建築設計白川冨川さんからの依頼で、静岡の日本軽金属 蒲原工場にできたアルミゲートハウス(守衛所兼、待合所)のサインをつくらせていただきました。
プロジェクトとしては、もともとあった守衛所を立て替えて、新しい建物にするというものです。この建築は、今まで一つの建物として機能していたものを、より細かい機能ごとに4つの棟ととして考え、寄り添うように近距離で並べ、棟と棟の間も含め建築として扱うというやり方で空間をつくっています。
この建築の特徴の一つに、アルミ造であるということがあります。はじめ、アルミ造と聞いたとき、ん?って思いました。アルミって構造になれるの?って。なれるんですね。アルミ造の建築というのは、今まであまり目にする機会が無いような、実験的な要素も持った建築のように思います。アルミ造の特徴としては、普通の鉄筋や木造に比べると、精度が格段に良いらしく(目に見えてよくわかるのは、壁面のエッジだと思います。)、今回の寄り添うという意向にはちょうど良いものなんだなと思いました。
僕のところにサインの依頼がきたときは、各棟に番号をつけたいということと、各棟の機能がわかるように守衛室や待合室などといった機能を表すサインをつけたいという話でした。ただ、その要望とプロジェクトの概要やバックボーンを僕の中で咀嚼したとき、例えば、漢字で「守衛室」と書いたときの複雑さといようなものは極力減らしたいと思いました。また、色々と考える中で今回のサインは、守衛さんに案内されたとき、不安に思わずちゃんと理解できるものじゃないと駄目だと思いました。

まず、ナンバリングについて考えました。
「4号棟でお待ちください」
守衛さんにこう言われたとしても、促される地点から全ての建物を見渡す事ができないため、これでは促された人は不安というか、恐る恐るにじり寄っていくしかなく、それでは、ちょっと足りないなと思いました。
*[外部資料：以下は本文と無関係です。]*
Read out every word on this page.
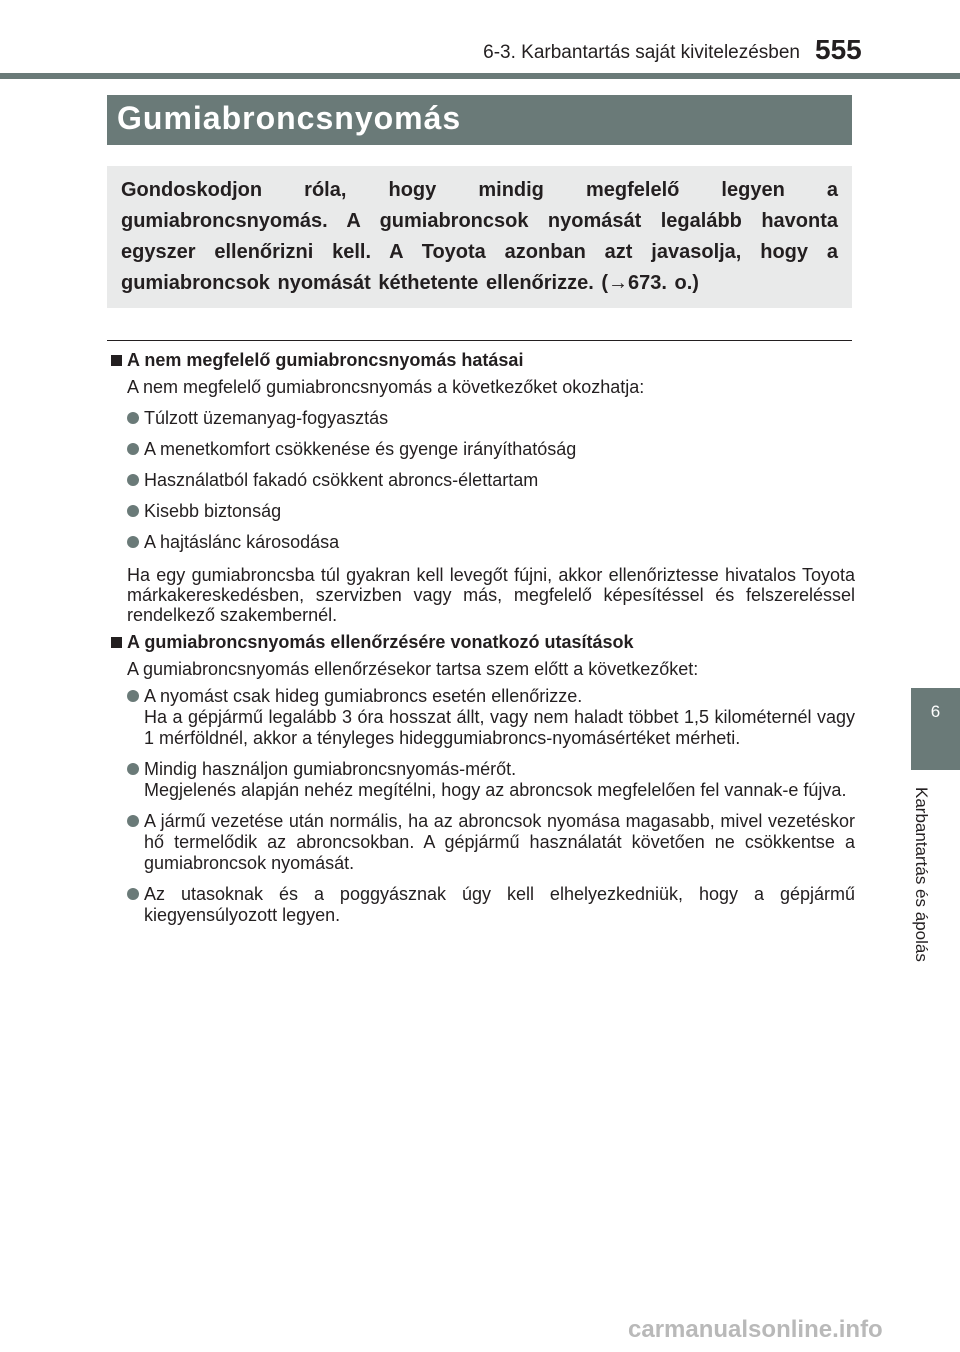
6-3. Karbantartás saját kivitelezésben 555
Gumiabroncsnyomás
Gondoskodjon róla, hogy mindig megfelelő legyen a gumiabroncsnyomás. A gumiabroncsok nyomását legalább havonta egyszer ellenőrizni kell. A Toyota azonban azt javasolja, hogy a gumiabroncsok nyomását kéthetente ellenőrizze. (→673. o.)
6
Karbantartás és ápolás
A nem megfelelő gumiabroncsnyomás hatásai
A nem megfelelő gumiabroncsnyomás a következőket okozhatja:
Túlzott üzemanyag-fogyasztás
A menetkomfort csökkenése és gyenge irányíthatóság
Használatból fakadó csökkent abroncs-élettartam
Kisebb biztonság
A hajtáslánc károsodása
Ha egy gumiabroncsba túl gyakran kell levegőt fújni, akkor ellenőriztesse hivatalos Toyota márkakereskedésben, szervizben vagy más, megfelelő képesítéssel és felszereléssel rendelkező szakembernél.
A gumiabroncsnyomás ellenőrzésére vonatkozó utasítások
A gumiabroncsnyomás ellenőrzésekor tartsa szem előtt a következőket:
A nyomást csak hideg gumiabroncs esetén ellenőrizze.
Ha a gépjármű legalább 3 óra hosszat állt, vagy nem haladt többet 1,5 kilométernél vagy 1 mérföldnél, akkor a tényleges hideggumiabroncs-nyomásértéket mérheti.
Mindig használjon gumiabroncsnyomás-mérőt.
Megjelenés alapján nehéz megítélni, hogy az abroncsok megfelelően fel vannak-e fújva.
A jármű vezetése után normális, ha az abroncsok nyomása magasabb, mivel vezetéskor hő termelődik az abroncsokban. A gépjármű használatát követően ne csökkentse a gumiabroncsok nyomását.
Az utasoknak és a poggyásznak úgy kell elhelyezkedniük, hogy a gépjármű kiegyensúlyozott legyen.
carmanualsonline.info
そこで、全部で何棟あるかを示せれば、全部の番号表示が見えていなくても、自分が行きたい棟がそっちの方にあるとわかるんじゃないか、ということに気がつきました。それで今回のデザインができました。分母の4は4棟あることを示し、上の番号が棟の番号になっているというわけです。
また、デザインするにあたって、もう一つ気にしたポイントは、直線を使いながら如何に丸さを持つかということです。この建物のコンセプトでは、機能を各棟にわけていますが、完全に区切っているというわけではありません。棟と棟の間も含めての空間なので、真っすぐなアルミという要素でできていながら、少し揺らいでいるというか、丸いのです。このつくり方をサインにも持たせたいと考えました。そこで、なるべく大きな空気を含んだタイポグラフィにしようと思い、今回のような数字をデザインしました。ちなみに、びっちりそろった感じというのも丸さの邪魔になると考えて、これらの数字のウエスト(という表現で良いのかな・・・)を各数字でずらしました。(2と4を比べるとはっきりわかると思います。)
こういうサインで難しいなと思うのは、見る距離によって感じ方が大きく変わるという点です。例えば、3の真ん中の横棒は上下の二本より少し短くするのが良いとされるし、違和感が少ないのです。でも、この大きさで目の前にきたとき、それらのずれは大きく、目地との距離の不揃い感が目立ちすぎると思いました。また、僕は使っている人の感覚を大切にしたいと思っているので、今回は同じ長さにしたのです。空間ならではのこういう検討・考慮の幅は、印刷物などよりもかなり広く考える傾向にありますね。逆に、サインでは届きにくいような小ささを考慮するっていうのが印刷物にはあるんですけどね。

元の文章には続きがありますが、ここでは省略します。